Eine Elite der Erben?

Funktionieren gesellschaftliche Eliten wie „quasi-religiöse Zirkel“? Ist die Kirche eigentlich nur eine Erbengemeinschaft, die sich über geheime Codes verständigt? Ein Gedankenanstoß von Hannelore Bublitz.

Wenn ein Klappentext behauptet, dass „gesellschaftliche Eliten funktionieren wie quasi-religiöse Zirkel“, horcht der Theologe auf. Es könnte sein, dass man im Buch etwas darüber erfährt, ob und inwiefern Kirche und ihre unterschiedlichen Sozialformen Elite-Merkmale aufweisen. Schließlich hat man über die Milieuverengung der Kirche bereits einiges gelernt.

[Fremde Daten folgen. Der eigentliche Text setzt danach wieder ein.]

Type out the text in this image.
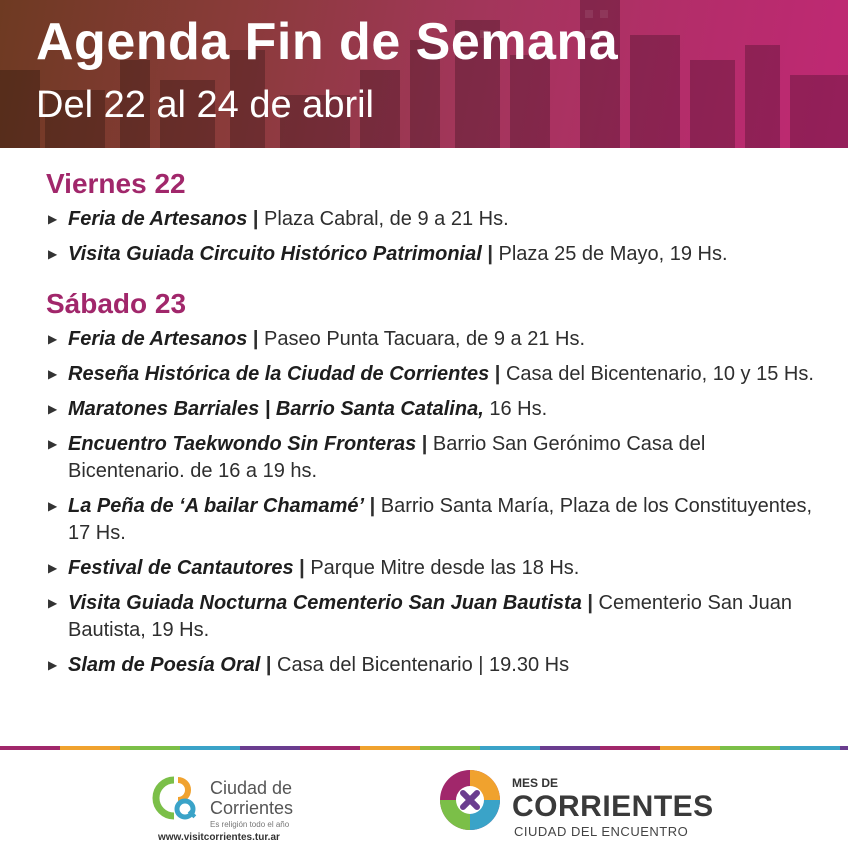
Agenda Fin de Semana
Del 22 al 24 de abril
Viernes 22
▶ Feria de Artesanos | Plaza Cabral, de 9 a 21 Hs.
▶ Visita Guiada Circuito Histórico Patrimonial | Plaza 25 de Mayo, 19 Hs.
Sábado 23
▶ Feria de Artesanos | Paseo Punta Tacuara, de 9 a 21 Hs.
▶ Reseña Histórica de la Ciudad de Corrientes | Casa del Bicentenario, 10 y 15 Hs.
▶ Maratones Barriales | Barrio Santa Catalina, 16 Hs.
▶ Encuentro Taekwondo Sin Fronteras | Barrio San Gerónimo Casa del Bicentenario. de 16 a 19 hs.
▶ La Peña de ‘A bailar Chamamé’ | Barrio Santa María, Plaza de los Constituyentes, 17 Hs.
▶ Festival de Cantautores | Parque Mitre desde las 18 Hs.
▶ Visita Guiada Nocturna Cementerio San Juan Bautista | Cementerio San Juan Bautista, 19 Hs.
▶ Slam de Poesía Oral | Casa del Bicentenario | 19.30 Hs
Ciudad de
Corrientes
Es religión todo el año
www.visitcorrientes.tur.ar
MES DE
CORRIENTES
CIUDAD DEL ENCUENTRO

Hannelore Bublitz zitiert und referiert in „Die verborgenen Codes der Erben“ über weite Strecken vor allem Pierre Bourdieu. Soziologiediskurse reichert sie mit kurzen Erzählsequenzen und Beispielen filmischer Erzählungen an. Es geht um leistungslose Einkommen, um hohe Erträge, die weder durch Arbeit noch Investition noch durch Risiko, sondern durch Erbschaft erworben werden:

„Die Erben sind diejenigen, die von einer mehr oder weniger großen Affinität zwischen Anforderungen des Bildungssystems und den kulturellen Gewohnheiten der Privilegierten, also ihrer Herkunftsklasse profitieren.“ (S. 10)

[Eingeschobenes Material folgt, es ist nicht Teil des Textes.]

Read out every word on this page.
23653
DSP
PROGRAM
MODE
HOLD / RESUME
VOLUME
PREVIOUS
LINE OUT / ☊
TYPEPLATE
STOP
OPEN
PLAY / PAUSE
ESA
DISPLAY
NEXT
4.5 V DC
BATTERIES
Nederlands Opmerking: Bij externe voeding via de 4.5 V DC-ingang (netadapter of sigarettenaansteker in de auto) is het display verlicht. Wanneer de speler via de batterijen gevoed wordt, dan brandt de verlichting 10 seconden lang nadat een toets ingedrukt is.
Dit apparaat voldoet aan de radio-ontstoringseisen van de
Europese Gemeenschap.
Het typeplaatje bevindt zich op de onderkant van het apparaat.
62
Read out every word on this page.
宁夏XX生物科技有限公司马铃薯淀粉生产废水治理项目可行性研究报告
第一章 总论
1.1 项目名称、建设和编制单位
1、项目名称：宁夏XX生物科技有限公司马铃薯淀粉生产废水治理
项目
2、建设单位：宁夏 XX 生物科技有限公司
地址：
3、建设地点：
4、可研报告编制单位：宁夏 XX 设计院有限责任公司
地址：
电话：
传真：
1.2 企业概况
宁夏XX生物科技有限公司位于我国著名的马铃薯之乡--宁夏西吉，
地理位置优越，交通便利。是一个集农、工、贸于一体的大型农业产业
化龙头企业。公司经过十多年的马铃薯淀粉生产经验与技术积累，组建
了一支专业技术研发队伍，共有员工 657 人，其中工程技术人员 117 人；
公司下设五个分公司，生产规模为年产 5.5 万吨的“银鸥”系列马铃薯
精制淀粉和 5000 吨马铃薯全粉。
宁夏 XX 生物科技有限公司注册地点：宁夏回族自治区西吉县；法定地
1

„Bildungsmortalität“ ist dann die Folge für diejenigen, die dem Bildungssystem nicht gewachsen sind. Wer dennoch den sozialen Aufstieg schafft, wird die soziale Ähnlichkeit versuchen aufzuholen. Neben ökonomischem Kapital geht es vor allem um soziales und kulturelles sowie dessen Umwandlung in symbolisches Kapital, also um das, was gesellschaftlich zählt, was Gewicht und Prestige verleiht. Die soziale Magie besteht auch aus psychischem Kapital, dem unbewussten Wissen in Haltung und Habitus. Dieses Körperwissen zeigt sich in der Art zu gehen, den Kopf zu halten, die Stimme zu erheben, in Gestik und Mimik. Daneben geht es um den richtigen Stallgeruch, die richtige soziale Herkunft, es geht nicht um Qualifikation oder Leistung, nicht um den Erwerb eines Könnens.

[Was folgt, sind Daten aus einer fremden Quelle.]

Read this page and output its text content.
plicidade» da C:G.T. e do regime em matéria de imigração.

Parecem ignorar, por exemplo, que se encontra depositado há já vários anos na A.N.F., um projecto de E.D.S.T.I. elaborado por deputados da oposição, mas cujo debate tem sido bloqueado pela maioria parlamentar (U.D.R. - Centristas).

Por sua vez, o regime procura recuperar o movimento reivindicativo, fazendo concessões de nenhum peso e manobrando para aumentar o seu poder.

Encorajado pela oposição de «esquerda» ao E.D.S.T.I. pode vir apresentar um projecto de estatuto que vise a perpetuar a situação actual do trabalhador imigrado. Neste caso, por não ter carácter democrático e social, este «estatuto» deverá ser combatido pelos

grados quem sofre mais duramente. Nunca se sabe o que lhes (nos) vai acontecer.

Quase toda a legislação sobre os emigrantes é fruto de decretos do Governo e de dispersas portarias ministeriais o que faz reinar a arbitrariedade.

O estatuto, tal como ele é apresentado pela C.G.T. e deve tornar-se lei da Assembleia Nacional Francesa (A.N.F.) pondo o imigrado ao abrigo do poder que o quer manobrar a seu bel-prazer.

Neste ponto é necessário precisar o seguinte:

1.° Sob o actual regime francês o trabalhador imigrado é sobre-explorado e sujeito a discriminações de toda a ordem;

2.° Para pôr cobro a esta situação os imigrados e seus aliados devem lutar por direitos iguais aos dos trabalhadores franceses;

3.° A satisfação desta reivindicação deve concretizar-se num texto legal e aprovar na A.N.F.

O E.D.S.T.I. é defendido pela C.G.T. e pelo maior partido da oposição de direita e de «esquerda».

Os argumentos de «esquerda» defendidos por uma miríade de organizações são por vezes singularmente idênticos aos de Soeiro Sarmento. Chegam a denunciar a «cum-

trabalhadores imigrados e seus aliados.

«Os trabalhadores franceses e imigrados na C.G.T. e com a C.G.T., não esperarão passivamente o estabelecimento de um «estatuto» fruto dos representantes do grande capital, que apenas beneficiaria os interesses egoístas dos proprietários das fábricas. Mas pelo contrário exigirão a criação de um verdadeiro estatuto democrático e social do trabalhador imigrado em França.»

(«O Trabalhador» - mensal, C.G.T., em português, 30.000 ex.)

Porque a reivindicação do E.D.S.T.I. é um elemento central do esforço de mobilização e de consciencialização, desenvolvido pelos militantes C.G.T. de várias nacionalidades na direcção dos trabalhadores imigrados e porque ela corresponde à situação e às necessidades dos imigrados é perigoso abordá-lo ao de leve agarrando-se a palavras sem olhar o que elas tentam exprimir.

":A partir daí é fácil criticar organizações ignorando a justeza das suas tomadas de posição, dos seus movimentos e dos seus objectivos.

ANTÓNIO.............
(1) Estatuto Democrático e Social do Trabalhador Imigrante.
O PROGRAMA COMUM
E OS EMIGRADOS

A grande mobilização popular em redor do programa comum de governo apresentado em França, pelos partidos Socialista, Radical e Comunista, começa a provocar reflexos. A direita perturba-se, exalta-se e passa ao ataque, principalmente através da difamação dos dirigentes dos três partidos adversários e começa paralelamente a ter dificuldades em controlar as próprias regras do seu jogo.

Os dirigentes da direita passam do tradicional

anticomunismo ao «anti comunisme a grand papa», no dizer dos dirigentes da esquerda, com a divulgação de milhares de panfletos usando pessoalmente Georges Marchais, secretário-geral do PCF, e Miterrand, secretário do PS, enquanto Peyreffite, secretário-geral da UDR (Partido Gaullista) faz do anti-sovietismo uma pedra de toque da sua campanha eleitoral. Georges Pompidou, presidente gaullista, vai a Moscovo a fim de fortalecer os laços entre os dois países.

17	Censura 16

Wer Privilegien besitzt, hat damit auch schon den Sinn für Distinktion. Diese Trennungslinie setzt Sicherheit und Abstand, distanziertes und selbstsicheres Verhalten voraus. Es wird gelernt, den „feinen Unterschied“ zu spüren. Habitus und Haltung zur Welt werden so gezeigt, dass die nicht Zugehörigen eingeschüchtert und beschämt werden. Was Aufsteigern infolgedessen oft fehlt, ist das geforderte Auftreten.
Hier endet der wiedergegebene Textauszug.